Figure 6-14 illustrates the sequence of movement of chromosomes within the nucleus during B-cell development. The IgH locus in hematopoietic progenitor cells and early pre-pro-B cells is associated with the inner nuclear lamina. Thus, colocalization with the nuclear lamina as well as the physical nature of the chromatin loops ensures that the only transcriptional and associated recombinational events that can occur are restricted to the heavy-chain D and J regions. As the B cell enters the pro-B-cell stage, the V gene locus moves away from the nuclear lamina and the entire locus contracts under the influence of Pax-5, facilitating rearrangements with distal as well as proximal VH gene segments

An illustration shows the configurations of I G chromosomal regions in a pre-pro-B cell, a pro-B cell, and a pre-B cell.

FIGURE 6-14 Nuclear positioning of IgH and Igκ loci alters during B-cell development. In pre-pro-B cells, both light- and heavy-chain immunoglobulin loci are located close to the nuclear lamina, in regions of heterochromatin. The Ig chromosomal regions are extended and do not permit recombination. In pro-B cells, in which Ig heavy-chain recombination has been initiated, the heavy-chain chromosomes can be found in the interior of the nucleus and the Ig chromosomal regions are contracted, so as to bring regions of recombination into closer proximity. The light-chain chromosome is also contracted, but it remains at the periphery by the nuclear envelope. In pre-B cells, light-chain recombination occurs. In these cells, again, both light- and heavy-chain chromosomes are contracted, but this time, the heavy-chain chromosomes are located at the periphery of the nucleus and the light chains are brought into a more central location.
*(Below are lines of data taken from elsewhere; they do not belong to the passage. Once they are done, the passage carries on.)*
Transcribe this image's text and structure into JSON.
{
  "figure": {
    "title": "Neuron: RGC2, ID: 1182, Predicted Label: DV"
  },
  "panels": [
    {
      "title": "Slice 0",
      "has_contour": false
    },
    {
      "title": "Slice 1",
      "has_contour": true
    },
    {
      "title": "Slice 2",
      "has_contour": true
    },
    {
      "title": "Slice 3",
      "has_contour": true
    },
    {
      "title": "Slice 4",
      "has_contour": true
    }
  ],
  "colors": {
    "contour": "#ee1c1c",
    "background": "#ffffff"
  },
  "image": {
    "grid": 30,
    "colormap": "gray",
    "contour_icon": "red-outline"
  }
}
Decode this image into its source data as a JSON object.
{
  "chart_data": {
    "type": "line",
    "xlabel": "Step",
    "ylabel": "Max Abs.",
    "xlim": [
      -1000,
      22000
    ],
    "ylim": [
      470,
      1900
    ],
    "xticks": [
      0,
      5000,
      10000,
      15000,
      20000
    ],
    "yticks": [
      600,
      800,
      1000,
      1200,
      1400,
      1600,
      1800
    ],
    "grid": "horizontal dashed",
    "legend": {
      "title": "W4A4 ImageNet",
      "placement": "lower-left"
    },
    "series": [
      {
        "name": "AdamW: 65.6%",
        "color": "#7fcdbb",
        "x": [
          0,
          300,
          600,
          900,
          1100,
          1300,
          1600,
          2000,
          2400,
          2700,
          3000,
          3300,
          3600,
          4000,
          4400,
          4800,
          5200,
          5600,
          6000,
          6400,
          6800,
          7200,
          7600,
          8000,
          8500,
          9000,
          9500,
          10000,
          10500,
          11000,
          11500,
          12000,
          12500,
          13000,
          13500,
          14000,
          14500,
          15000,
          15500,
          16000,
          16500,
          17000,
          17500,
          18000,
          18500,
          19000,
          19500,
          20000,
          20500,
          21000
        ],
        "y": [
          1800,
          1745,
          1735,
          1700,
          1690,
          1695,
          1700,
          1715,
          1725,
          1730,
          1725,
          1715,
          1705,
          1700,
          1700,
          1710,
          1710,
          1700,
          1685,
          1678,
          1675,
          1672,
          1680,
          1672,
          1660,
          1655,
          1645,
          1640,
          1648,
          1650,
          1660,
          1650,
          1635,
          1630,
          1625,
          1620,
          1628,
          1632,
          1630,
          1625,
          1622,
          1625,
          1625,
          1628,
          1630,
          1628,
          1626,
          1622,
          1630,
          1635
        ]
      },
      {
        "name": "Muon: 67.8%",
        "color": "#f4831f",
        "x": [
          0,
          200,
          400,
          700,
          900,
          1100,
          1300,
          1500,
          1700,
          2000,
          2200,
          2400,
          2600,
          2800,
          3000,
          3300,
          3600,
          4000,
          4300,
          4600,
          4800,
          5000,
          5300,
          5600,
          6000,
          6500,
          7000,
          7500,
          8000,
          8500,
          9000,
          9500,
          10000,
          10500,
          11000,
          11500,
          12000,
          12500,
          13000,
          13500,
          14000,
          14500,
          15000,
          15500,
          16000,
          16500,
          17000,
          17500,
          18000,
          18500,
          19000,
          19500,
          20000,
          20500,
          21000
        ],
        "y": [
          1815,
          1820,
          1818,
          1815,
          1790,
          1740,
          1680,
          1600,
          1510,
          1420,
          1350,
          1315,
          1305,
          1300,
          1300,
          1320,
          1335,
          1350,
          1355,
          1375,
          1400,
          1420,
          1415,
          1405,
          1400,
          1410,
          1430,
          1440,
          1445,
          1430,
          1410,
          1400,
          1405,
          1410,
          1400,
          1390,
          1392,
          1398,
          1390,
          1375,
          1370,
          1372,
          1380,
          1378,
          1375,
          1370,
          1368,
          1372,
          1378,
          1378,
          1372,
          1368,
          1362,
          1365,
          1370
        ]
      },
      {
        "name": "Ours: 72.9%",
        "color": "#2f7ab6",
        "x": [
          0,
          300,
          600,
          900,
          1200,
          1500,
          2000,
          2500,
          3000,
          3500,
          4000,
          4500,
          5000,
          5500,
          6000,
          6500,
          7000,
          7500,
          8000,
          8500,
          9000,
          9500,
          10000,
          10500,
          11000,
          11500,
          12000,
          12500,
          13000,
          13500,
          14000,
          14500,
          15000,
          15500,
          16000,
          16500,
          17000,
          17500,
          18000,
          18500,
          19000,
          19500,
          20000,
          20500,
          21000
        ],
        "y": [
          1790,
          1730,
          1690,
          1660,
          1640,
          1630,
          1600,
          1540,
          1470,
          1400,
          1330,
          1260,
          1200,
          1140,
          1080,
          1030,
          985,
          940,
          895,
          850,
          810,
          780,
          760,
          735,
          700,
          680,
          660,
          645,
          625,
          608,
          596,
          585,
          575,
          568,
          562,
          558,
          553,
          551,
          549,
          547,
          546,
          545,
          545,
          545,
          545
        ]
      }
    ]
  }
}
See text for details and chapter-opening photo for fluorescence microscopy data.

Correspondingly, movement of the Igκ locus into the central nucleoplasmic region has also been demonstrated at the pre-B-cell stage, when light-chain rearrangement occurs, indicating that the positioning of the immunoglobulin loci in the nuclear environment, as well as the extent of locus contraction at Ig genes, together determine the capacity for recombination.

Following a productive recombination at one Ig receptor allele, the potential for recombination at the corresponding allele is shut down, a process known as allelic exclusion (discussed further below). At this point, it remains unclear whether allelic exclusion is correlated with movement of the excluded allele back toward the nuclear lamina. However, in the case of the IgH locus, suppression of the inactive allele has been associated with relocation to heterochromatic regions of the nucleus under the influence of the action of the ataxia telangiectasia mutated (ATM) protein.